Killing a blastocyst with fewer cells than the brain of the fly troubles me less than killing a civilian in another country due to war or killing a criminal on death row.

12b. Don’t we normally go out of our way to defend the defenseless? Again, this ignores the spectrum. Defenseless people are more important than defenseless cells.

12c. Haven’t we been through this with racial minorities? Declaring that single cells aren’t human is like declaring that African-Americans aren’t human. Nice try. Spectrum argument.

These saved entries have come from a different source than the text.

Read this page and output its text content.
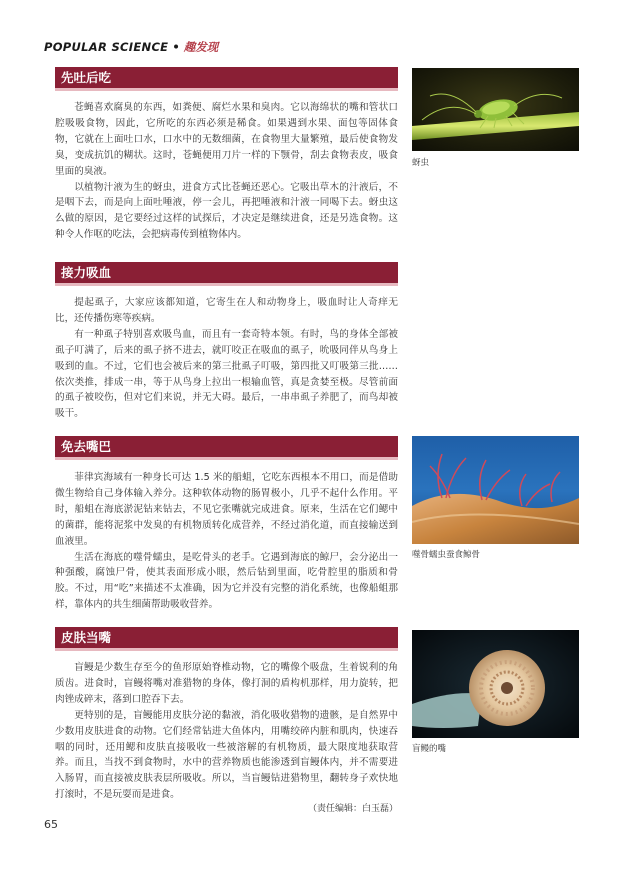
POPULAR SCIENCE • 趣发现
先吐后吃

苍蝇喜欢腐臭的东西，如粪便、腐烂水果和臭肉。它以海绵状的嘴和管状口腔吸吸食物，因此，它所吃的东西必须是稀食。如果遇到水果、面包等固体食物，它就在上面吐口水，口水中的无数细菌，在食物里大量繁殖，最后使食物发臭，变成抗饥的糊状。这时，苍蝇便用刀片一样的下颚骨，刮去食物表皮，吸食里面的臭液。

以植物汁液为生的蚜虫，进食方式比苍蝇还恶心。它吸出草木的汁液后，不是咽下去，而是向上面吐唾液，停一会儿，再把唾液和汁液一同喝下去。蚜虫这么做的原因，是它要经过这样的试探后，才决定是继续进食，还是另选食物。这种令人作呕的吃法，会把病毒传到植物体内。

接力吸血

提起虱子，大家应该都知道，它寄生在人和动物身上，吸血时让人奇痒无比，还传播伤寒等疾病。

有一种虱子特别喜欢吸鸟血，而且有一套奇特本领。有时，鸟的身体全部被虱子叮满了，后来的虱子挤不进去，就叮咬正在吸血的虱子，吮吸同伴从鸟身上吸到的血。不过，它们也会被后来的第三批虱子叮吸，第四批又叮吸第三批……依次类推，排成一串，等于从鸟身上拉出一根输血管，真是贪婪至极。尽管前面的虱子被咬伤，但对它们来说，并无大碍。最后，一串串虱子养肥了，而鸟却被吸干。

免去嘴巴

菲律宾海域有一种身长可达 1.5 米的船蛆，它吃东西根本不用口，而是借助微生物给自己身体输入养分。这种软体动物的肠胃极小，几乎不起什么作用。平时，船蛆在海底淤泥钻来钻去，不见它张嘴就完成进食。原来，生活在它们鳃中的菌群，能将泥浆中发臭的有机物质转化成营养，不经过消化道，而直接输送到血液里。

生活在海底的噬骨蠕虫，是吃骨头的老手。它遇到海底的鲸尸，会分泌出一种强酸，腐蚀尸骨，使其表面形成小眼，然后钻到里面，吃骨腔里的脂质和骨胶。不过，用“吃”来描述不太准确，因为它并没有完整的消化系统，也像船蛆那样，靠体内的共生细菌帮助吸收营养。

皮肤当嘴

盲鳗是少数生存至今的鱼形原始脊椎动物，它的嘴像个吸盘，生着锐利的角质齿。进食时，盲鳗将嘴对准猎物的身体，像打洞的盾构机那样，用力旋转，把肉锉成碎末，落到口腔吞下去。

更特别的是，盲鳗能用皮肤分泌的黏液，消化吸收猎物的遗骸，是自然界中少数用皮肤进食的动物。它们经常钻进大鱼体内，用嘴绞碎内脏和肌肉，快速吞咽的同时，还用鳃和皮肤直接吸收一些被溶解的有机物质，最大限度地获取营养。而且，当找不到食物时，水中的营养物质也能渗透到盲鳗体内，并不需要进入肠胃，而直接被皮肤表层所吸收。所以，当盲鳗钻进猎物里，翻转身子欢快地打滚时，不是玩耍而是进食。

（责任编辑：白玉磊）
蚜虫
噬骨蠕虫蚕食鲸骨
盲鳗的嘴
65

12d. In response to your abortion clinic example: you argue that, if given a choice between saving a child and ten frozen embryos, you’d save the child. Okay, and if given the choice between your wife and a stranger, you’d save your wife, but that doesn’t mean that you can kill strangers. Spectrum argument.

13. Haven’t you heard of adoption? That’s the answer to an unplanned pregnancy. No, it’s clearly not the answer. Two percent of all births to unmarried women in the U.S. are placed for adoption. “Just have the baby and release it for adoption” is a pat on the head. It might make you feel good, but it doesn’t work.

14. You say that a trillion cells is definitely a person. Okay, how about a trillion minus one—is that a person? And if so, how about a trillion minus two? And so on. This same game could be played with the blue/green spectrum. If this color is “green,” what about just a touch more blue—isn’t that green as well? The point remains that the two ends of the spectrum are very different—green is not blue! Similarly, a single cell is not a newborn with arms, legs, kidneys, brain, and so on.

15. The woman who got pregnant knew what she was doing. Let’s encourage people to take responsibility for their actions. She didn’t necessarily know what she was doing—sex education is so poor that many teens become sexually mature without understanding what causes what.

But let’s assume that the woman knew what she was doing and was careless or stupid. What do we do with this? When someone shoots himself accidentally, that was stupid, but we all pay for the medical and insurance system that puts them back together. Let’s educate people, demand responsibility, and have a harm-reduction approach where we find the best resolution of problem. For a woman whose life would be overturned with a pregnancy, that resolution might be abortion.

16. If you’re so smart, where do you draw the line? I don’t. I find that pro-life advocates quickly turn the conversation to the definition of the OK/not-OK line for abortion, hoping to find something to criticize. I avoid this, both because it diverts attention from the spectrum argument—the main point I want to make—and because I have no opinion about the line and am happy to leave it up to the experts.

Barack Obama answered that question, “That’s above my pay grade,” which satisfies me, since he was running for Commander-in-chief, not Obstetrician-in-chief.